Psychoshop, by Alfred Bester and Roger Zelazny (1998)
So often I get letters from readers saying, "What ever happened to good old fashioned sci-fi romances, those great tales of boy meets snake-girl, snake-girl hisses at boy, boy and snake-girl go at it every ten pages for the rest of the book?" Good news! The romance lives on in Psychoshop, in which Alfred Noir (boy) meets Ssss (snake-girl), and the two of them form a sub-plot to give themselves plenty of room to mess around. The main plot breaks in mercifully from time to time to save us from all the writhing and slithering and so forth.
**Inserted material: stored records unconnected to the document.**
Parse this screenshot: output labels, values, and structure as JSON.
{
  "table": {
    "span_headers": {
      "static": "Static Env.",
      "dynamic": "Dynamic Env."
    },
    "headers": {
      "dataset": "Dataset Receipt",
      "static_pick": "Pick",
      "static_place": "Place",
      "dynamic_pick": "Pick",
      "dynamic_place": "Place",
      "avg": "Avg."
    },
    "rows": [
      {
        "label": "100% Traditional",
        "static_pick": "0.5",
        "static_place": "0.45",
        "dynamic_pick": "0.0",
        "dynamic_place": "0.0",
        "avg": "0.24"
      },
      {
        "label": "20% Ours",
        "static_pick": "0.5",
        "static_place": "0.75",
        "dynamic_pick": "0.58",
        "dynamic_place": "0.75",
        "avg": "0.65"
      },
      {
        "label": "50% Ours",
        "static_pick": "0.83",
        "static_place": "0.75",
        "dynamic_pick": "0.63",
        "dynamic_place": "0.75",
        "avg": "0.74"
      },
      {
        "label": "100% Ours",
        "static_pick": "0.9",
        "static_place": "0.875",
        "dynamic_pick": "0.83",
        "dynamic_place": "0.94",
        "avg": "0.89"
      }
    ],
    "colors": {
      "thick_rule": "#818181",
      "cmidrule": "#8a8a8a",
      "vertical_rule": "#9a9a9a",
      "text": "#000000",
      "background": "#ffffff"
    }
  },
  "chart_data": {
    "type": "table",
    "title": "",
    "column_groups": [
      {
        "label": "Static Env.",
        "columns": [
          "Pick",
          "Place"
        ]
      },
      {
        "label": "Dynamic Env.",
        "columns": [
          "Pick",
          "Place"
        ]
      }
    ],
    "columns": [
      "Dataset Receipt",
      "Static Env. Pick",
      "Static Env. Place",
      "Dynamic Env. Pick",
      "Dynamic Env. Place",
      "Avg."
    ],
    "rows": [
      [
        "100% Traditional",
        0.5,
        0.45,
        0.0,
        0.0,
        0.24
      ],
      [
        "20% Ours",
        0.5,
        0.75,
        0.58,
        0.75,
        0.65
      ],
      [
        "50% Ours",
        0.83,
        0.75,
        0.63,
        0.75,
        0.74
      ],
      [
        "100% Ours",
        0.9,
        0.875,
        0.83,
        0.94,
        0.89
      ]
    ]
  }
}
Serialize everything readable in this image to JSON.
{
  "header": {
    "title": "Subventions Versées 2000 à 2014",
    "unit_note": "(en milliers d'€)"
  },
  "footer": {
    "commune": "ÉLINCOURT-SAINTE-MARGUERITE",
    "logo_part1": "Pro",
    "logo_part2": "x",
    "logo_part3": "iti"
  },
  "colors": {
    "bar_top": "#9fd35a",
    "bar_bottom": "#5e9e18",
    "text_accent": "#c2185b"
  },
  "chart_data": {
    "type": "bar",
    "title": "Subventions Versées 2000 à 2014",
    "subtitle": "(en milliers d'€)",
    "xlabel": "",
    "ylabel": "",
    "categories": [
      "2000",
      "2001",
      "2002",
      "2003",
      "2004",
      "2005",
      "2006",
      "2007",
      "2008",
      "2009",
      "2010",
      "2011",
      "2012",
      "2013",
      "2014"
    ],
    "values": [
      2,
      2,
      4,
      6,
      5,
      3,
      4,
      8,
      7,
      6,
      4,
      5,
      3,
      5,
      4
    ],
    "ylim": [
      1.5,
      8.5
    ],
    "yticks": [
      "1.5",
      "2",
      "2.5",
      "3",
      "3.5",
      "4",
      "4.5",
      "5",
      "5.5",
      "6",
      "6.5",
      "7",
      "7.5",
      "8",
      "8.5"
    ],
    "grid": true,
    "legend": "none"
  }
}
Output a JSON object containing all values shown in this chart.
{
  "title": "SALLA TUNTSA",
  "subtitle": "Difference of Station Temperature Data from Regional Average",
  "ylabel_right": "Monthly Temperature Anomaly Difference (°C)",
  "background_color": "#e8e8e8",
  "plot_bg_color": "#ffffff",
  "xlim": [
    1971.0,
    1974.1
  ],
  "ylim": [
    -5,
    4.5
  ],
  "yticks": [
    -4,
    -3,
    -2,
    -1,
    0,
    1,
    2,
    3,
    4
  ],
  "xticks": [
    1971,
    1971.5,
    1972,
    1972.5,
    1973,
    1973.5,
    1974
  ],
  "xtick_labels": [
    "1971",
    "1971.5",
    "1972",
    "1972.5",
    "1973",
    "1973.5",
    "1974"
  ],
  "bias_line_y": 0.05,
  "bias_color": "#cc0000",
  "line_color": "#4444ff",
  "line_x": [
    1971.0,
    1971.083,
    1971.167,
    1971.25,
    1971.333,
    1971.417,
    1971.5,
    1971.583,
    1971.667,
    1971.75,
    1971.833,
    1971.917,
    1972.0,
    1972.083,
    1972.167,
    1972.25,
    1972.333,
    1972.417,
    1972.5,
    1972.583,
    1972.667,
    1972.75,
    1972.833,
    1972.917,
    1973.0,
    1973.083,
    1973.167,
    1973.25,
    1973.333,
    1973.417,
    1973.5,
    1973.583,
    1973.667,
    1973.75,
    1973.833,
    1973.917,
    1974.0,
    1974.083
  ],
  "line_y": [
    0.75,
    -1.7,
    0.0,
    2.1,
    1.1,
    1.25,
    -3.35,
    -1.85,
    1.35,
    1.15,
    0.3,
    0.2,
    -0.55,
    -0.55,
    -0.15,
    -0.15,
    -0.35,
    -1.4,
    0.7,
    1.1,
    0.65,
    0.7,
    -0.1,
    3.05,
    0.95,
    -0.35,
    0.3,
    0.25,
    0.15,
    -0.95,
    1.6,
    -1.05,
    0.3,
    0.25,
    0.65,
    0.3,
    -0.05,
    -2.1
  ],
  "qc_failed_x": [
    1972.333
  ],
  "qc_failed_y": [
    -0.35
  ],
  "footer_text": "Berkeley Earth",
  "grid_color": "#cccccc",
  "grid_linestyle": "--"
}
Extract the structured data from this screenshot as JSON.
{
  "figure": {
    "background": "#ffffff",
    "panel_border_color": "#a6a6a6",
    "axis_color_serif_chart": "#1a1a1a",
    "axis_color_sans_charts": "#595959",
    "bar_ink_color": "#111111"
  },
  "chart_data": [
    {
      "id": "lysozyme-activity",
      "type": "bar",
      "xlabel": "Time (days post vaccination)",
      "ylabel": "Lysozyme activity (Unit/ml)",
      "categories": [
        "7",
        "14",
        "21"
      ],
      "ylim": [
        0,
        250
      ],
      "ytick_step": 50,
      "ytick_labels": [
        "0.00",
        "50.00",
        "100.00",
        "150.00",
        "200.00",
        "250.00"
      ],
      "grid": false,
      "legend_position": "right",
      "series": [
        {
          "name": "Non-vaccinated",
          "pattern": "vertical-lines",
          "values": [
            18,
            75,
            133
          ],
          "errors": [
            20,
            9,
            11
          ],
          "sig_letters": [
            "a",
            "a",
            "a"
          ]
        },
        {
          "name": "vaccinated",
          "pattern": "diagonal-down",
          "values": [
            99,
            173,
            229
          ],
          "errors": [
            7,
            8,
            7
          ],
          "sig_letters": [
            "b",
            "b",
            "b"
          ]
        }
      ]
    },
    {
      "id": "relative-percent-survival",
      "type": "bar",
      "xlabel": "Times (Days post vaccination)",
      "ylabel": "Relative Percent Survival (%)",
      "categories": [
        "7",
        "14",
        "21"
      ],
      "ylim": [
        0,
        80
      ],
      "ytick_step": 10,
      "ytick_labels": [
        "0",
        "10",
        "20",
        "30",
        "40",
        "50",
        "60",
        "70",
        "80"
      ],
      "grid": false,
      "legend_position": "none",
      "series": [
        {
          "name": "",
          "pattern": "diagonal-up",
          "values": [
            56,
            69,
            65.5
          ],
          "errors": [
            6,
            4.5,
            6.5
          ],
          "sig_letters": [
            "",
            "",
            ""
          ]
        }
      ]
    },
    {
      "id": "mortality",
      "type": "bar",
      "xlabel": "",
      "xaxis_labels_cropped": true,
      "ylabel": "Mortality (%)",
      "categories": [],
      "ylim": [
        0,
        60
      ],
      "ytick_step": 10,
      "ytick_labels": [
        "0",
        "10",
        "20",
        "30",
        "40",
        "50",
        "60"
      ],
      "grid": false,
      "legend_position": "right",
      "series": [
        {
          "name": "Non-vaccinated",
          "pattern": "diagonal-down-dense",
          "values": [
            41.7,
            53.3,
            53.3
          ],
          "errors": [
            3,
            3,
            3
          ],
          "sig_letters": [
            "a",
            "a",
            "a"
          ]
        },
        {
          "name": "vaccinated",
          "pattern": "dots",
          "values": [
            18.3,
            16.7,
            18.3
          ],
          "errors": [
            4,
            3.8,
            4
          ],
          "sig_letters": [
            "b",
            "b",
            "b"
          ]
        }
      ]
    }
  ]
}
Alfred Noir is a reporter writing a story on The Black Place of the Soul-Changer, a pawnshop where the motto is "Res Ullus" ("Anything"). Let's say you'd like to get rid of a bad temper, or you'd love to be able to dance. Or let's say you have ESP but would prefer to have free cable. Or you live in the 30th century but would feel more at home in the 10th. Just drop in for a consultation with Adam Maser, proprietor and cat-human. As Alfred Noir works on his report and helps around the shop, he begins to discover he's a little more involved with this place than he'd thought: it's the seven clones of himself dangling dead in the storeroom that clue him in. Meanwhile, Adam's hot-'n'-snaky nanny Ssss (aka Glory, aka Medusa) is doing a little personal investigating using very sneaky methods.
The plot is fascinating (what would YOU pawn? and what would you buy?); the writing a little choppy and definitely All Boy: lots of sex, lots of fighting, lots of macho businessman humor.
The Stork Club, by Iris Rainer Dart (1992)
I believe I've mentioned before that I don't have high hopes for a book if the cover is done in metallics. My hopes fall another notch if the author photo looks like it was done at Glamour Shots. Maybe YOU can't tell a book by its cover, but I can.
I admit, however, that occasionally I make a mistake: I liked this book well enough to put the author's name on my library list so I'll remember to see what else she wrote. If the characters were two-dimensional and the stories too tidy and the dialogue inclined towards sentiment ("Her smile makes it all worth while"), that didn't mean I couldn't read all 400 pages in three days, forgoing chores and errands and television until I was done with the book. I'm not saying it's mesmerizing or excellent or whatever, but I am saying I enjoyed reading about the many ways that people have babies when the traditional conceiving-on-the-honeymoon method fails to fit their lifestyle. One couple hires a surrogate, one middle-aged single man adopts an unwed teenager's child, one gay man and his loving-but-just-best-friends female roommate employ a turkey baster, and one single woman purchases donor sperm from the same donor twice so her two children are full siblings.
All of the characters are united in the cutesily-named "Stork Club," a group organized by a psychologist who wants to help non-traditional families through milestones like "Where did I come from?" It's fun to read about these methods and issues, and it's clear the author called in a textbook or an expert because several times the dialogue is used to lecture on the scientific details.
The Mourners' Bench, by Susan Dodd (1998)
Leandra hasn't seen her sister Pamela for years, not since Leandra was a child and Pamela left to go to school far away. Pamela has a difficult pregnancy and asks Leandra to come help, but it turns out Pamela didn't want Leandra there---it's Pamela's husband Wim who wants help. Wim feels helpless with his wife's depression and thinks Leandra's presence will bring his wife back to her old self. There isn't anything Leandra can do for Pamela, but the relationship she forms with Wim is so memorable that years later when he's dying of a brain tumor he comes to find her and be with her for the time he has left. I thought the book was good laced with excellent. It includes the most memorably heart-breaking funeral ever: I went back and re-read that part several times because it was so perfect.